If that formula is your worst-case bound, does your algorithm run in polynomial time? I'm more intuitive than expert on such matters, but I think the answer is no. The worst case is when k = n / 2, which gives you the following simplification. Even though the denominator gets really big really fast, it pales in comparison to the Chuck-Norris rate of growth of the numerator.

      n!
-------------
(n/2)! (n/2)!

# For example, when n = 40.

       product(1..40)             product(      21..40)   # Eat my dust, Homer!
-----------------------------  =  ---------------------
product(1..20) product(1..20)     product(1..20       )   # Doh!

# Q.E.D.

An empirical illustration for many values of n and k:

from itertools import combinations
from math import factorial

n_calls = 0

def combos(vals, size):
    # Track the number of calls.
    global n_calls
    n_calls += 1

    # Basically your algorithm, but simplified
    # and written as a generator.
    for i in range(0, len(vals) - size + 1):
        v = vals[i]
        if size == 1:
            yield [v]
        else:
            for c in combos(vals[i+1:], size - 1):
                yield [v] + c

def expected_n(n, k):
    # The mathematical formula for expected N of k-combinations.
    return factorial(n) / ( factorial(n - k) * factorial(k) )

def main():
    global n_calls

    # Run through a bunch of values for n and k.
    max_n = 15
    for n in range(1, max_n + 1):
        # Worst case is when k is half of n.
        worst_case = expected_n(n, n // 2)

        for k in range(1, n + 1):
            # Get the combos and count the calls.
            n_calls = 0
            vs = list(range(n))
            cs = list(combos(vs, k))

            # Our result agrees with:
            #   - itertools.combinations
            #   - the math
            #   - the worst-case analysis
            assert cs      == list(list(c) for c in combinations(vs, k))
            assert len(cs) == expected_n(n, k)
            assert n_calls <= worst_case
            assert len(cs) <= worst_case

            # Inspect the numbers for one value of n.
            if n == max_n:
                print [n, k, len(cs), n_calls]

main()

Output:

[15, 1, 15, 1]
[15, 2, 105, 15]
[15, 3, 455, 105]
[15, 4, 1365, 455]
[15, 5, 3003, 1365]
[15, 6, 5005, 3003]
[15, 7, 6435, 5005]
[15, 8, 6435, 6435]
[15, 9, 5005, 6435]
[15, 10, 3003, 5005]
[15, 11, 1365, 3003]
[15, 12, 455, 1365]
[15, 13, 105, 455]
[15, 14, 15, 105]
[15, 15, 1, 15]

Answer 2

It depends on your size variable.

If n is the length of your list list (shadowing here, btw).

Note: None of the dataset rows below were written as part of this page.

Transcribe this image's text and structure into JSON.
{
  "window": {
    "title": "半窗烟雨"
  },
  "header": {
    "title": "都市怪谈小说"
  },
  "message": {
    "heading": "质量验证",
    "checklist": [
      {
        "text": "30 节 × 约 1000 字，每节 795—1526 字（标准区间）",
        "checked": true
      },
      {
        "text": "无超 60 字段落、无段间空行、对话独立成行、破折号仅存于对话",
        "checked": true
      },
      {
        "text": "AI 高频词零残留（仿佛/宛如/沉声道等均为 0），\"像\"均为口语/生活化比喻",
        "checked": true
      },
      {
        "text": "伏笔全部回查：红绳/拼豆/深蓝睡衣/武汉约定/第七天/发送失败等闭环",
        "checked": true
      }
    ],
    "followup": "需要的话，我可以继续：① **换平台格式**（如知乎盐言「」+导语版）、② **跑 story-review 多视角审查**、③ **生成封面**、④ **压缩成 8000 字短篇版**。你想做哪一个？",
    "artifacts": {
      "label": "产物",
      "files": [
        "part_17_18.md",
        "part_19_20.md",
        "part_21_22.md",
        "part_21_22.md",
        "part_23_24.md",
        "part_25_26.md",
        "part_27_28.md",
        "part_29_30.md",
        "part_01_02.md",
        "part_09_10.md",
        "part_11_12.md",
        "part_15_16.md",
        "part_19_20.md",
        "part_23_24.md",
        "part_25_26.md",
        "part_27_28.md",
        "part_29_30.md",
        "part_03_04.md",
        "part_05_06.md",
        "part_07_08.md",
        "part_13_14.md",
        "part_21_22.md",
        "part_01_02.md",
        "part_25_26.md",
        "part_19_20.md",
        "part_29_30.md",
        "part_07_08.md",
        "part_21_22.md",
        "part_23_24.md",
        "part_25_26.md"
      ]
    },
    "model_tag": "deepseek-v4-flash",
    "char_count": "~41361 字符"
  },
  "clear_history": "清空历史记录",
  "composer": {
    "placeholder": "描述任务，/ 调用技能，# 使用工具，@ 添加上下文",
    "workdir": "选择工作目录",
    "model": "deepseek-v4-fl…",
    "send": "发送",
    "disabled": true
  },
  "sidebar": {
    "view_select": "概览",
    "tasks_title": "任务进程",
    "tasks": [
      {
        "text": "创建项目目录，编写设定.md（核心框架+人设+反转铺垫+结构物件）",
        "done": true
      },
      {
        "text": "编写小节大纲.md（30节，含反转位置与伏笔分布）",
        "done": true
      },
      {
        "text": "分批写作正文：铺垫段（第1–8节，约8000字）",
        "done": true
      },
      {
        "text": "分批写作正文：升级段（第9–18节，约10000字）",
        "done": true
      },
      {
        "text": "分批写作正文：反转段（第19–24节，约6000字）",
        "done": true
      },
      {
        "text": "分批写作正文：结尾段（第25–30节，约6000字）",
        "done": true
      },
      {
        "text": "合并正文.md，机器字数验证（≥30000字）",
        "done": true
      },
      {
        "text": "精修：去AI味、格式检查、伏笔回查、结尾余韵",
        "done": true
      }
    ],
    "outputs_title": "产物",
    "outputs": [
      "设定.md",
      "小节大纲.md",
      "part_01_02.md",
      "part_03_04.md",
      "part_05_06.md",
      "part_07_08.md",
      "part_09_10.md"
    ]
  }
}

For size = 1, you're looking at n calls to combo.

If we define a function f(n) = 1 + 2 + 3 + ... + (n-1),

... for size = 2, you're looking at f(n) function calls.

If we define a function g(n) = f(1) + f(2) + f(3) + ... + f(n-1),

... for size = 3, you're looking at g(n) function calls.

So it seems you could say that your function's complexity is bounded by O(n ^ s), where n is the length of your list and s is your size parameter.

Answer 3

Take a look at the Run Snake Run profile viewer. It takes a profile output and creates a nice visualization of the function calls.

You run your program with the cProfile module and then send the output log to Run Snake Run:

python -m cProfile -o profile.log your_program.py
runsnake profile.log

That example is for Linux; Windows usage probably varies slightly.